King George VI is a centre for the disabled and teaches a wide range of academics, arts and vocational skills.
“Our students are struggling to get employment. The very few that are getting employment get it through the relationship that we have with the companies, for example Femina Garments, that usually takes some of our former students,” said Hadebe.
“Soon after graduating, some of the students come back and work at the centre, but we still have a big challenge of where to take our students for employment,” she said.
Hadebe said the situation was being exacerbated by the failure of some of the students to proceed to tertiary education that demands mathematics, a subject that the students found difficult to pass.
“Even after completing their studies here, continuing to tertiary education and going to university is still a challenge. Our students are struggling with maths and we would want a scenario where our students probably could be allowed to do a different type of maths like core maths so that they will be able to pass and can be enrolled in various colleges and universities or polytechnics,” said Hadebe.
The school head challenged companies and relevant stakeholders to come to the school and see the excellent work that their students were doing.
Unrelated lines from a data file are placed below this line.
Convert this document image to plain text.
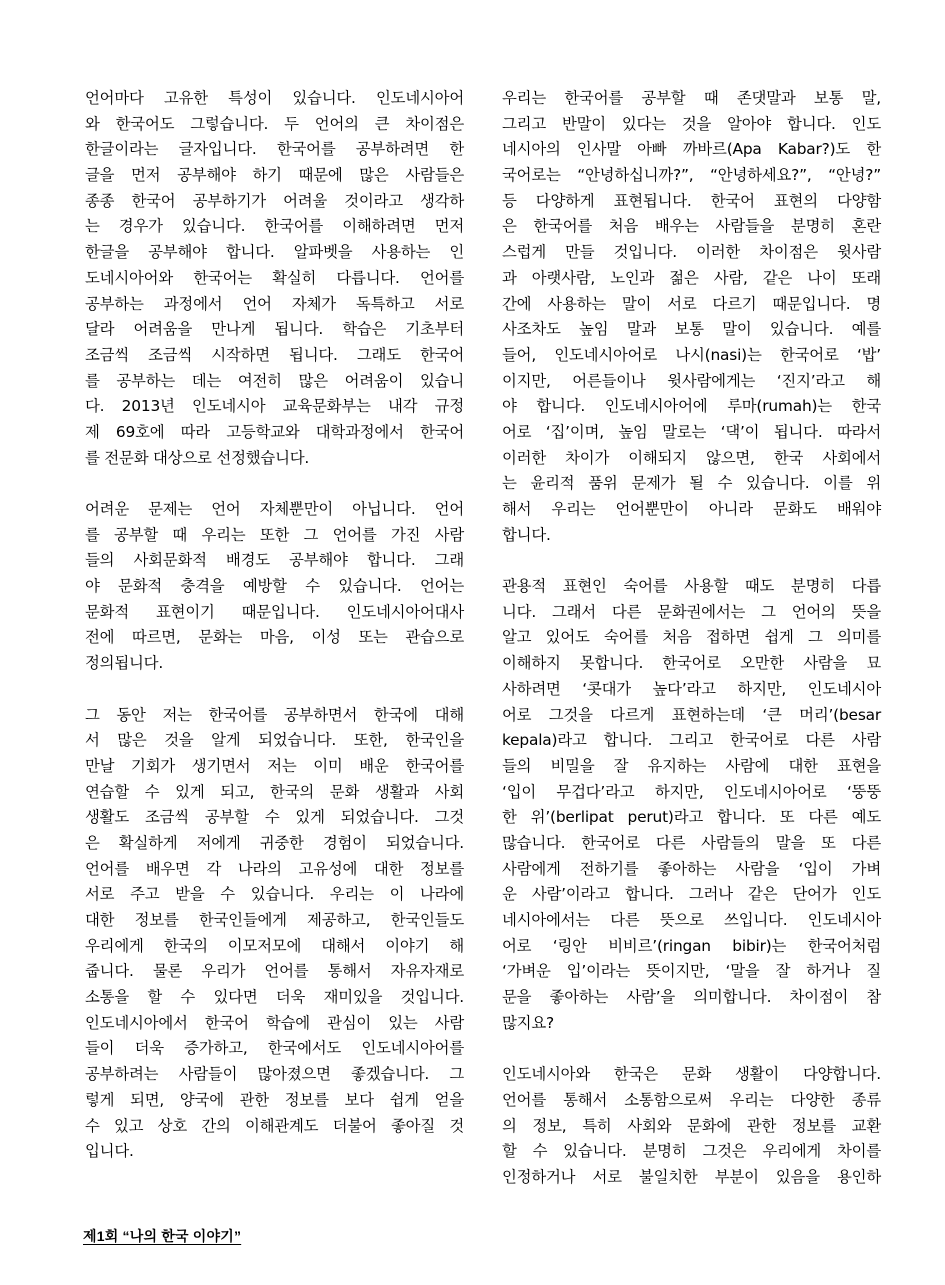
언어마다 고유한 특성이 있습니다. 인도네시아어
와 한국어도 그렇습니다. 두 언어의 큰 차이점은
한글이라는 글자입니다. 한국어를 공부하려면 한
글을 먼저 공부해야 하기 때문에 많은 사람들은
종종 한국어 공부하기가 어려울 것이라고 생각하
는 경우가 있습니다. 한국어를 이해하려면 먼저
한글을 공부해야 합니다. 알파벳을 사용하는 인
도네시아어와 한국어는 확실히 다릅니다. 언어를
공부하는 과정에서 언어 자체가 독특하고 서로
달라 어려움을 만나게 됩니다. 학습은 기초부터
조금씩 조금씩 시작하면 됩니다. 그래도 한국어
를 공부하는 데는 여전히 많은 어려움이 있습니
다. 2013년 인도네시아 교육문화부는 내각 규정
제 69호에 따라 고등학교와 대학과정에서 한국어
를 전문화 대상으로 선정했습니다.

어려운 문제는 언어 자체뿐만이 아닙니다. 언어
를 공부할 때 우리는 또한 그 언어를 가진 사람
들의 사회문화적 배경도 공부해야 합니다. 그래
야 문화적 충격을 예방할 수 있습니다. 언어는
문화적 표현이기 때문입니다. 인도네시아어대사
전에 따르면, 문화는 마음, 이성 또는 관습으로
정의됩니다.

그 동안 저는 한국어를 공부하면서 한국에 대해
서 많은 것을 알게 되었습니다. 또한, 한국인을
만날 기회가 생기면서 저는 이미 배운 한국어를
연습할 수 있게 되고, 한국의 문화 생활과 사회
생활도 조금씩 공부할 수 있게 되었습니다. 그것
은 확실하게 저에게 귀중한 경험이 되었습니다.
언어를 배우면 각 나라의 고유성에 대한 정보를
서로 주고 받을 수 있습니다. 우리는 이 나라에
대한 정보를 한국인들에게 제공하고, 한국인들도
우리에게 한국의 이모저모에 대해서 이야기 해
줍니다. 물론 우리가 언어를 통해서 자유자재로
소통을 할 수 있다면 더욱 재미있을 것입니다.
인도네시아에서 한국어 학습에 관심이 있는 사람
들이 더욱 증가하고, 한국에서도 인도네시아어를
공부하려는 사람들이 많아졌으면 좋겠습니다. 그
렇게 되면, 양국에 관한 정보를 보다 쉽게 얻을
수 있고 상호 간의 이해관계도 더불어 좋아질 것
입니다.

우리는 한국어를 공부할 때 존댓말과 보통 말,
그리고 반말이 있다는 것을 알아야 합니다. 인도
네시아의 인사말 아빠 까바르(Apa Kabar?)도 한
국어로는 “안녕하십니까?”, “안녕하세요?”, “안녕?”
등 다양하게 표현됩니다. 한국어 표현의 다양함
은 한국어를 처음 배우는 사람들을 분명히 혼란
스럽게 만들 것입니다. 이러한 차이점은 윗사람
과 아랫사람, 노인과 젊은 사람, 같은 나이 또래
간에 사용하는 말이 서로 다르기 때문입니다. 명
사조차도 높임 말과 보통 말이 있습니다. 예를
들어, 인도네시아어로 나시(nasi)는 한국어로 ‘밥’
이지만, 어른들이나 윗사람에게는 ‘진지’라고 해
야 합니다. 인도네시아어에 루마(rumah)는 한국
어로 ‘집’이며, 높임 말로는 ‘댁’이 됩니다. 따라서
이러한 차이가 이해되지 않으면, 한국 사회에서
는 윤리적 품위 문제가 될 수 있습니다. 이를 위
해서 우리는 언어뿐만이 아니라 문화도 배워야
합니다.

관용적 표현인 숙어를 사용할 때도 분명히 다릅
니다. 그래서 다른 문화권에서는 그 언어의 뜻을
알고 있어도 숙어를 처음 접하면 쉽게 그 의미를
이해하지 못합니다. 한국어로 오만한 사람을 묘
사하려면 ‘콧대가 높다’라고 하지만, 인도네시아
어로 그것을 다르게 표현하는데 ‘큰 머리’(besar
kepala)라고 합니다. 그리고 한국어로 다른 사람
들의 비밀을 잘 유지하는 사람에 대한 표현을
‘입이 무겁다’라고 하지만, 인도네시아어로 ‘뚱뚱
한 위’(berlipat perut)라고 합니다. 또 다른 예도
많습니다. 한국어로 다른 사람들의 말을 또 다른
사람에게 전하기를 좋아하는 사람을 ‘입이 가벼
운 사람’이라고 합니다. 그러나 같은 단어가 인도
네시아에서는 다른 뜻으로 쓰입니다. 인도네시아
어로 ‘링안 비비르’(ringan bibir)는 한국어처럼
‘가벼운 입’이라는 뜻이지만, ‘말을 잘 하거나 질
문을 좋아하는 사람’을 의미합니다. 차이점이 참
많지요?

인도네시아와 한국은 문화 생활이 다양합니다.
언어를 통해서 소통함으로써 우리는 다양한 종류
의 정보, 특히 사회와 문화에 관한 정보를 교환
할 수 있습니다. 분명히 그것은 우리에게 차이를
인정하거나 서로 불일치한 부분이 있음을 용인하

제1회 “나의 한국 이야기”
“We call upon employers to partner with us and we also want them to visit and see how we operate. This would help them realise that our students are capable of excelling in whatever assignments they are given,” said the school head.
Bulawayo hit by company closures
According to the Minister of Industry and Trade, Welshman Ncube, the total number of companies that have closed in Bulawayo has reached 100 since the establishment of the inclusive government.
The clothing and textile industry suffered the most.
Big clothing and textile companies such as Archer, Security Mills, Belmor, to mention but a few, have downsized production citing viability challenges while others have completely shut down resulting in over 25 000 workers losing jobs.
A number of these workers were physically handicapped.